Well, this sounds like a "no shit Sherlock" statement: >>Finding 3: Natural "overthinking" increases incoherence more than reasoning budgets reduce it We find that when models spontaneously reason longer on a problem (compared to their median), incoherence spikes dramatically. Meanwhile, deliberately increasing reasoning budgets through API settings provides only modest coherence improvements. The natural variation dominates.<<
Language models are probabilistic and not deterministic. Therefore incoherence _by definition_ increases as a response becomes lengthier. This is not true for humans, who tend to act/communicate deterministically. If I ask the human, to read a pdf and ask, is there a word of "paperclip" in the pdf? The human deterministically will provide a yes/no answer and no matter how many times we repeat the process, they will provide the same answer consistently (not due to autocorrelation, because this can be done across different humans). LMs will have a probabilistic response - dependent on the training itself: with a very well trained model we can get a 99% probabilistic outcome, which means out of 100 simulations, it will give you 1 time the wrong answer. We have no clue about the "probablistic" component for LMs, however, simulations could be done to research this. Also, I would be very curious about autocorrelation in models. If a human did a task and came to a conclusion "yes", then he will always respond with increasing amount of eyerolling to the same task: "yes".
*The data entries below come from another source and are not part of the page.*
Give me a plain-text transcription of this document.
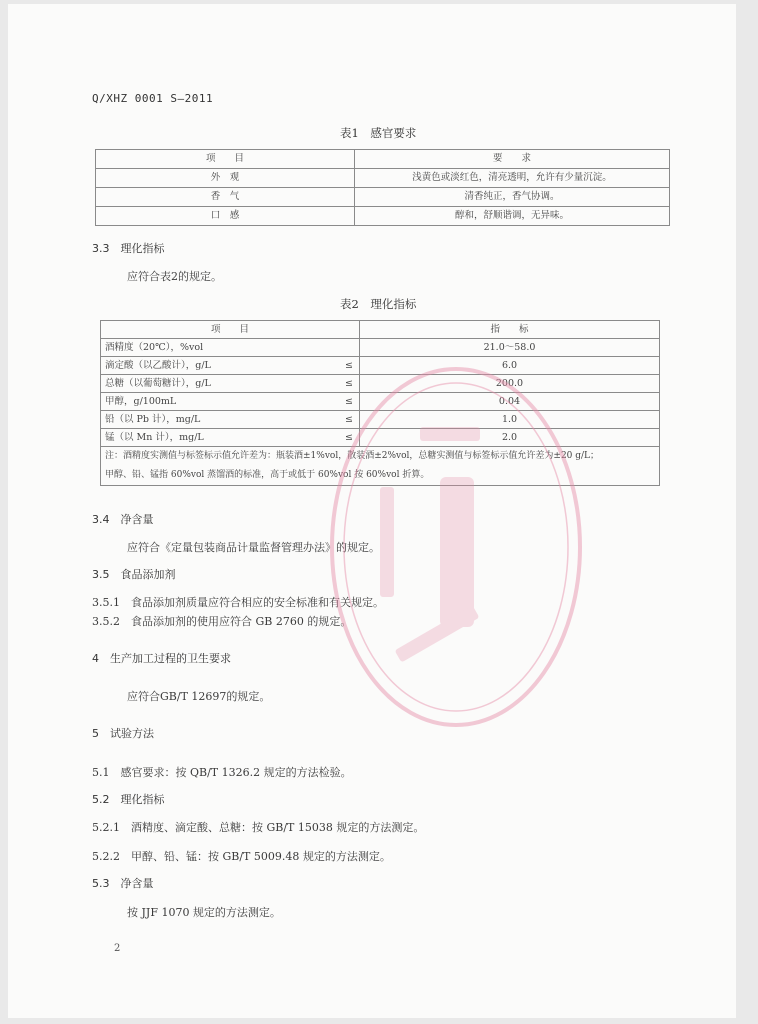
Q/XHZ 0001 S—2011
表1　感官要求
项　　目	要　　求
外　观	浅黄色或淡红色，清亮透明，允许有少量沉淀。
香　气	清香纯正，香气协调。
口　感	醇和，舒顺谐调，无异味。
3.3　理化指标
应符合表2的规定。
表2　理化指标
项　　目	指　　标
酒精度（20℃），%vol	21.0～58.0
滴定酸（以乙酸计），g/L ≤	6.0
总糖（以葡萄糖计），g/L ≤	200.0
甲醇，g/100mL ≤	0.04
铅（以 Pb 计），mg/L ≤	1.0
锰（以 Mn 计），mg/L ≤	2.0
注：酒精度实测值与标签标示值允许差为：瓶装酒±1%vol，散装酒±2%vol，总糖实测值与标签标示值允许差为±20 g/L；	
甲醇、铅、锰指 60%vol 蒸馏酒的标准，高于或低于 60%vol 按 60%vol 折算。	
3.4　净含量
应符合《定量包装商品计量监督管理办法》的规定。
3.5　食品添加剂
3.5.1　食品添加剂质量应符合相应的安全标准和有关规定。
3.5.2　食品添加剂的使用应符合 GB 2760 的规定。
4　生产加工过程的卫生要求
应符合GB/T 12697的规定。
5　试验方法
5.1　感官要求：按 QB/T 1326.2 规定的方法检验。
5.2　理化指标
5.2.1　酒精度、滴定酸、总糖：按 GB/T 15038 规定的方法测定。
5.2.2　甲醇、铅、锰：按 GB/T 5009.48 规定的方法测定。
5.3　净含量
按 JJF 1070 规定的方法测定。
2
Also, imagine the question: "is the sky blue?" answer1: "Yes." This has 0 incoherence. answer2: "Yes, but sometimes it looks like black, sometimes blue." While this answer seemingly has 0 incoherence, the probability of increased incoherence is larger than 0 given that answer generation itself is probabilistic. Answer generation by humans is not probabilistic.
Therefore, probability driven LMs (all LMs today are probability driven) will always exhibit higher incoherence than humans.
I wonder if anybody would disagree with the above.